In a presentation to international press and investors, European engineering giant ABB has set out a goal to focus on business growth priorities in which storage, micro and nano grids will play a central role.
CEO Ulrich Spiesshofer enunciated this strategy in the context of the company becoming, “the leading partner in the big shift of the power sector.”
A key part of this strategy is the firm’s partnership with China’s BYD, announced on Monday, that brings together the firms’ power electronics capabilities.
“This is a wedding that we have already tested when we worked together in the e-mobility space,” Spiesshofer said. The CEO was referring to ABB and BYD’s fast charging infrastructure that the companies are currently rolling out in China.
With BYD’s 180,000 staff and ABB’s 145,000, the German CEO said that the combined team of 300,000 is set to see the companies’ partnership forming the “leading entity in the energy storage world.”
Setting out the changing utility and electricity sector in which ABB finds itself, Spiesshofer said that the utility business model has shifted and that the sector can no longer be described as being “dull and boring,” adding that “these times are over.” Increased renewable penetration means that grid complexity has increased, requiring intelligent control of electricity supply and distribution.

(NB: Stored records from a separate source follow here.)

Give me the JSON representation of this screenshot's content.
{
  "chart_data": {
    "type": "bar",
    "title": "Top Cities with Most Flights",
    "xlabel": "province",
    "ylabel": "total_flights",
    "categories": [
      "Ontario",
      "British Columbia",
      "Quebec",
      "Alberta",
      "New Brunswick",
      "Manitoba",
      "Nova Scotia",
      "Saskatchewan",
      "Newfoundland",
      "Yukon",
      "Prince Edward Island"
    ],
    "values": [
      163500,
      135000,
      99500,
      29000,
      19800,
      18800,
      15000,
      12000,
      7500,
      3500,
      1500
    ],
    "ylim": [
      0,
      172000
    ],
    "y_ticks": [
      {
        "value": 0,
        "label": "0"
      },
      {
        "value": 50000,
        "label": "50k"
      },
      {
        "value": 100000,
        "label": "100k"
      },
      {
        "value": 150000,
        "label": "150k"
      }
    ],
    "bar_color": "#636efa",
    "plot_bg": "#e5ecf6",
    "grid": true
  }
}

On the consumption side, “micro and nano grids will become the reality,” Spiesshofer added, with the BYD partnership meaning the firm is at the forefront of this fundamental shift. Pointing out that “renewables are constantly ramping up,” Spiesshofer said ABB was targeting India and Africa in particular.

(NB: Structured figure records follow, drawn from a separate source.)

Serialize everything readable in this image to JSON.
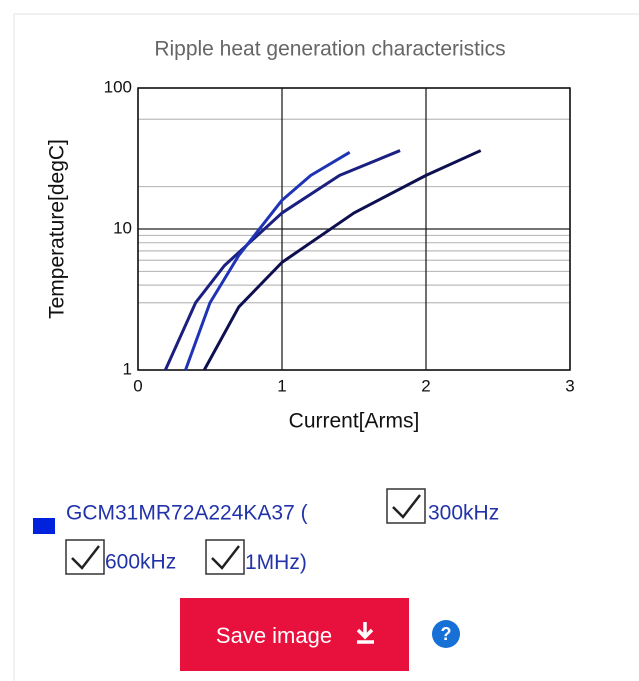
{
  "chart_data": {
    "type": "line",
    "title": "Ripple heat generation characteristics",
    "x_label": "Current[Arms]",
    "y_label": "Temperature[degC]",
    "xlim": [
      0,
      3
    ],
    "xticks": [
      0,
      1,
      2,
      3
    ],
    "ylim": [
      1,
      100
    ],
    "yticks": [
      1,
      10,
      100
    ],
    "ylog": true,
    "minor_yticks": [
      3,
      4,
      5,
      6,
      7,
      8,
      9,
      20,
      60
    ],
    "grid": true,
    "series": [
      {
        "name": "300kHz",
        "color": "#0d0f4f",
        "x": [
          0.46,
          0.7,
          1.0,
          1.5,
          2.0,
          2.38
        ],
        "values": [
          1,
          2.8,
          5.8,
          13,
          24,
          36
        ]
      },
      {
        "name": "600kHz",
        "color": "#1a1f80",
        "x": [
          0.19,
          0.4,
          0.6,
          1.0,
          1.4,
          1.82
        ],
        "values": [
          1,
          3,
          5.5,
          13,
          24,
          36
        ]
      },
      {
        "name": "1MHz",
        "color": "#1f33b5",
        "x": [
          0.33,
          0.5,
          0.7,
          1.0,
          1.2,
          1.47
        ],
        "values": [
          1,
          3,
          6.5,
          16,
          24,
          35
        ]
      }
    ]
  },
  "ui": {
    "part_number": "GCM31MR72A224KA37 (",
    "close": ")",
    "legend_color": "#0022dd",
    "button": "Save image",
    "help": "?"
  }
}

ABB identified the utility sector in general as representing a market opportunity of $600 billion at present that will grow to $750 billion through 2020. The shift from simply transporting electrons to intelligent grid control and longer and higher capacity interconnectivity is a key part of this market.
Along with the BYD partnership in storage, a key part of ABB’s business in PV is in solar inverters. While ABB previously had a central inverter business, for PV power plants, it added a string inverter portfolio when it acquired U.S. firm PowerOne last year. As Spiesshofer said in his Capital Markets presentation, this means the company is now the second largest inverter supplier globally.
Power systems “step change”
Reflecting on the company’s shifting strategy, Spiesshofer spoke of ABB’s exit from the solar EPC business, which is expected to be completed by the end of the year. ABB has ceased taking on new PV EPC projects and hopes to have completed legacy projects by the end of 2014.
Another component of the power system business is ABB’s role in providing grid connection for offshore wind. This formerly troubled segment of ABB’s business, including the solar EPC component, is set to be profitable in the fourth quarter of 2014 with a full-year 2014 goal of also returning the power systems business to black, according to Chief Financial Officer Eric Elzvik.
The “step change” in the power systems business involved a different approach to reducing planning and technical risk. Importantly, ABB intends to continue its power systems business in partnerships, where ABB brings its power conversion and distribution expertise while construction partner plan, develop and execute in terms of construction.
Looking towards business growth opportunities, CFO Elzvik said the utility segment is forecast to deliver 2% to 4% year-on-year growth through to 2020. Transport infrastructure, including e-mobility, was also identified as an “organic growth” priority, with a target of 4 to 6% YOY through the end of the decade.